My November 1999 column described a grid that classified marketing software based on processing interval (technology) and campaign complexity (functionality). This is reproduced in Figure 1.
What's important about the grid is that it gives some idea of which product groups are the best prospects for integration. From a technical standpoint, the horizontal axis dominates: real-time systems have to be built in certain ways to generate quick responses, regardless of the complexity of their campaigns. So it will be technically easier to combine collaborative filtering with Web site personalization than to add interaction management to a marketing automation product.
It also seems logical that making a system run slower is easier than speeding it up; that is, adding batch or near real-time capabilities to a real-time system is easier than adding real-time functions to a batch process. If true, this would mean it's easier for a product to expand up the grid than down. But the fundamental requirements for high-performance batch processing and high-performance real-time processing are so different that this isn't necessarily true.
The vertical axis dominates where marketing functions rather than technical issues are involved. For example, the campaign functions in a conventional campaign management system are much more similar to the campaign functions in a marketing automation system than an e-mail campaign manager. This means that system designers and marketers will find it intuitively easier to understand how systems in the same column should work together, whatever the technical challenges of achieving this integration. Unlike the horizonal axis, the vertical axis has a definite hierarchy: it's much easier to make a system run simpler campaigns than to add campaign complexity. So adding e-mail campaigns to a marketing automation system is much easier than transforming an e-mail campaign manager into a marketing automation product. But the hierarchy applies only to campaign management functions. When all aspects of a system are considered, a product on the left may be considerably more complex than one to its right. A good customer support system has many more moving parts than an e-mail campaign manager.
Figure 1: Marketing System GridTaken together, these observations provide some specific guidelines for vendors seeking to expand their products and for buyers considering a multipurpose system.
- Products on different horizontal levels may appear similar functionally but have different underlying technologies. So vendors who want to expand in this direction should anticipate keeping at least some separate data structures and processes to support the new level. This means their current technology (and technical staff) may not be appropriate for the new level so they should consider purchasing an existing product and pay close attention to the technology they are buying. Then they can expect a substantial integration challenge at both the technical and personnel levels.

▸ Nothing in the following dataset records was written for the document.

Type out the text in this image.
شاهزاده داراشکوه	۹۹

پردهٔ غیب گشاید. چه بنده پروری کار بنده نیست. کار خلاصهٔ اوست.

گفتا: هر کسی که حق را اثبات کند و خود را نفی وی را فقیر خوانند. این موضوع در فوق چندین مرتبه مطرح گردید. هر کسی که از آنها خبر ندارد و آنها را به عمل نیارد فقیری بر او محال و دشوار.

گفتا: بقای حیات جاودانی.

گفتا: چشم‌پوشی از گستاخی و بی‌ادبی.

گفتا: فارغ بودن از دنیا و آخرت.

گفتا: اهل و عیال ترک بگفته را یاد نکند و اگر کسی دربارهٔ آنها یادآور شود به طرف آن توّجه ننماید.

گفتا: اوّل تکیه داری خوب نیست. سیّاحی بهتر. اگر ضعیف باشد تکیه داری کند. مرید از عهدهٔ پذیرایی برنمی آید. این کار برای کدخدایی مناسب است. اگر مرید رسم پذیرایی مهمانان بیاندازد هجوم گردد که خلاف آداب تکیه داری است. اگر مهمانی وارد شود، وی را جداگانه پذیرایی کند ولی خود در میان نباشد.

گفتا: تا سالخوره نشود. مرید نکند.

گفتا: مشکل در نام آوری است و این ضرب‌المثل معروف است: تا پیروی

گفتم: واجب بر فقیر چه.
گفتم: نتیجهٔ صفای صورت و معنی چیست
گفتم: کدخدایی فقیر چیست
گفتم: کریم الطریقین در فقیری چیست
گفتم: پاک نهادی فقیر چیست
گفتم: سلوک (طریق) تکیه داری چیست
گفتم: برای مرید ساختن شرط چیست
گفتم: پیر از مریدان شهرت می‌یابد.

- Marketers purchasing a system that promises to work at multiple horizontal levels should pay close attention to technical issues. If the system was initially developed to work at one level, how did the vendor expand its capabilities to the other levels? If it developed the expansion in house, did it use different technologies for each level or try to use one technology for all? If it grew through acquisition, how were the different products and technologies combined? If the system is strongest at one level, is it the level you care about most?
- Products on the same vertical level are functionally different but share similar technologies. Vendors who expand in this direction will find it easier to develop an integrated system with their current technical resources but may find it harder to understand the marketing and business requirements of a new application. This means they are likely to need design help from users or specialists in the new field. They may also find themselves selling to a new group of users. If they grow by acquisition, vendors should plan to add the new functions to one or the other existing product rather than keeping separate data structures and processes. Which product they keep will depend on the relative complexity of the different systems, not their position on the grid.
Marketers considering a system that crosses several vertical columns should look carefully at its functional sophistication in each area. As always, it's useful to know the genealogy of the product most systems were originally designed to provide a single function and are still stronger there than in areas they added later.
Marketers should also look closely at how a vertically integrated system will communicate with external products. Point solutions are intentionally designed for easy communication, because they expect to be part of a larger group of systems. But integrated solutions hope to be self-contained, so links to external products are often less of a design priority. The problem is that most integrated solutions don't extend to all contact methods Web, phone, direct mail, field, and so on. If the integrated functions are not accessible to the external systems that support these methods, the user will need to duplicate the integrated functions or do without. For example, imagine personalized Web site software with embedded collaborative filtering. Sounds great. But what happens when somebody decides to do collaborative filtering at the call center as well? If the Web site collaborative filtering system isn't accessible, the user has to buy another one. Now the embedded collaborative filtering doesn't sound so great after all.